During 2019 Met Office climate scientists expect to see one of the largest rises in atmospheric carbon-dioxide concentration in 62 years of measurements.  The Met Office  CO₂ forecast is based on a combination of factors including rising anthropogenic emissions and a relative reduction in the uptake of carbon-dioxide by ecosystems due to tropical climate variability.

Professor Richard Betts of the Met Office Hadley Centre said: “Since 1958, monitoring at the Mauna Loa observatory in Hawaii has registered around a 30 per cent increase in the concentration of carbon-dioxide in the atmosphere. This is caused by emissions from fossil fuels, deforestation and cement production, and the increase would have been even larger if it were not for natural carbon sinks which soak up some of the excess CO2. This year we expect these carbon sinks to be relatively weak, so the impact of record high human-caused emissions will be larger than last year”.

Weather patterns linked to year-by-year swings in Pacific Ocean temperatures are known to affect the uptake of carbon-dioxide by land ecosystems.  In years with a warmer tropical Pacific, many regions become warmer and drier, which limits the ability of plants to grow and absorb CO₂.  The opposite occurs when the Pacific is cool, as happened a year ago.

The Met Office forecast suggests that the annual average atmospheric CO₂ concentration at Mauna Loa will be 2.75 ± 0.58 parts per million (ppm) higher in 2019 than in 2018. This figure would be among the largest annual rises on record, but less than those in 2015-2016 and 1997-1998 – years with El Niño events and hence large Pacific warming. In the first decade of measurements, the rise of atmospheric CO₂ was less than 0.9 ppm per year. The rise has since become generally faster over time as human emissions have increased, but with fluctuations related to climate swings such as El Niño.

The average CO2 concentration in 2019 is forecast to be 411.3 ± 0.6 ppm, with monthly averages reaching a peak of 414.7 ± 0.6 ppm in May, temporarily dropping back to 408.1 ppm ± 0.6 in September before rising again at the end of the year.

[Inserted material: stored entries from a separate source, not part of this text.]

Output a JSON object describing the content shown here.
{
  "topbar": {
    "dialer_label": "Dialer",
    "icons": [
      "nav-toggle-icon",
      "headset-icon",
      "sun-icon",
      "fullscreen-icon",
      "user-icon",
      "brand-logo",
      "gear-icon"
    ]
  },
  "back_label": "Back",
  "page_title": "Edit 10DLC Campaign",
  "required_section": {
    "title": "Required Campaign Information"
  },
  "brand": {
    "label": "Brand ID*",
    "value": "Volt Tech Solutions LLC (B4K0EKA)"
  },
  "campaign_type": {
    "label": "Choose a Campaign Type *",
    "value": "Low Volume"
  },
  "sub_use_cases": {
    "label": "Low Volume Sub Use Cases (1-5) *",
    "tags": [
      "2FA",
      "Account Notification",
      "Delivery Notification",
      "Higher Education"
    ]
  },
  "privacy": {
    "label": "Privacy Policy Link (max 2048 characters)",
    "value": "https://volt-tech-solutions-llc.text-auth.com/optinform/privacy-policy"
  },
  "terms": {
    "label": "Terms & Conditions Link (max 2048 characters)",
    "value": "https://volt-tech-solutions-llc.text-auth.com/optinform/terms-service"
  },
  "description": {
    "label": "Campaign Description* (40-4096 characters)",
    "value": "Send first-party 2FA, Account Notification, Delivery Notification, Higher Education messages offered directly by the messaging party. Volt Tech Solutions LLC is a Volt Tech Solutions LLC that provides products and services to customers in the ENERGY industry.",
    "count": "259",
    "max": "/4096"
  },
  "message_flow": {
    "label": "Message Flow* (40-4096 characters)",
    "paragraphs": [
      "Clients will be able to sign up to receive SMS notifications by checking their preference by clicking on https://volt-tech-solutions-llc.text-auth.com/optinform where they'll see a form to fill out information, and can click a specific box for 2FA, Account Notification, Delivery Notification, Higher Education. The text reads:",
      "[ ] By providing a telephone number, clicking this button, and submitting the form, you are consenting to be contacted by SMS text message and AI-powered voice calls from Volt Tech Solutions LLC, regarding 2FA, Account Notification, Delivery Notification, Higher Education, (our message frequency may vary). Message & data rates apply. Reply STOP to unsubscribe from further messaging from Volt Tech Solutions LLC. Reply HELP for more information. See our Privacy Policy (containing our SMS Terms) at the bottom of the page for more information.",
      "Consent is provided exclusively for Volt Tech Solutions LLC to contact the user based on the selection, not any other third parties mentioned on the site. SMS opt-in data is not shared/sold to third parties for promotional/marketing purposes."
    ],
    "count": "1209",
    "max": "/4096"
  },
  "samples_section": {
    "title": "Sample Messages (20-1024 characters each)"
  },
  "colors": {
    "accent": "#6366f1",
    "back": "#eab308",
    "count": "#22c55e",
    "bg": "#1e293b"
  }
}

Professor Betts added: “The Mauna Loa graph of atmospheric CO₂ is a thing of beauty, but also a stark reminder of human impact on climate. Looking at the monthly figures, it’s as if you can see the planet ‘breathing’ as the levels of carbon dioxide fall and rise with seasonal cycle of plant growth and decay in the northern hemisphere.  But each year’s CO2 is higher than the last, and this will keep happening until humans stop adding CO2 to the atmosphere.  Testing our predictions of the details of this helps us improve our understanding of feedbacks in the climate system.”

The CO2 concentrations at Mauna Loa are measured by the Scripps Institution for Oceanography at UC San Diego and the National Oceanographic and Atmospheric Administration (NOAA).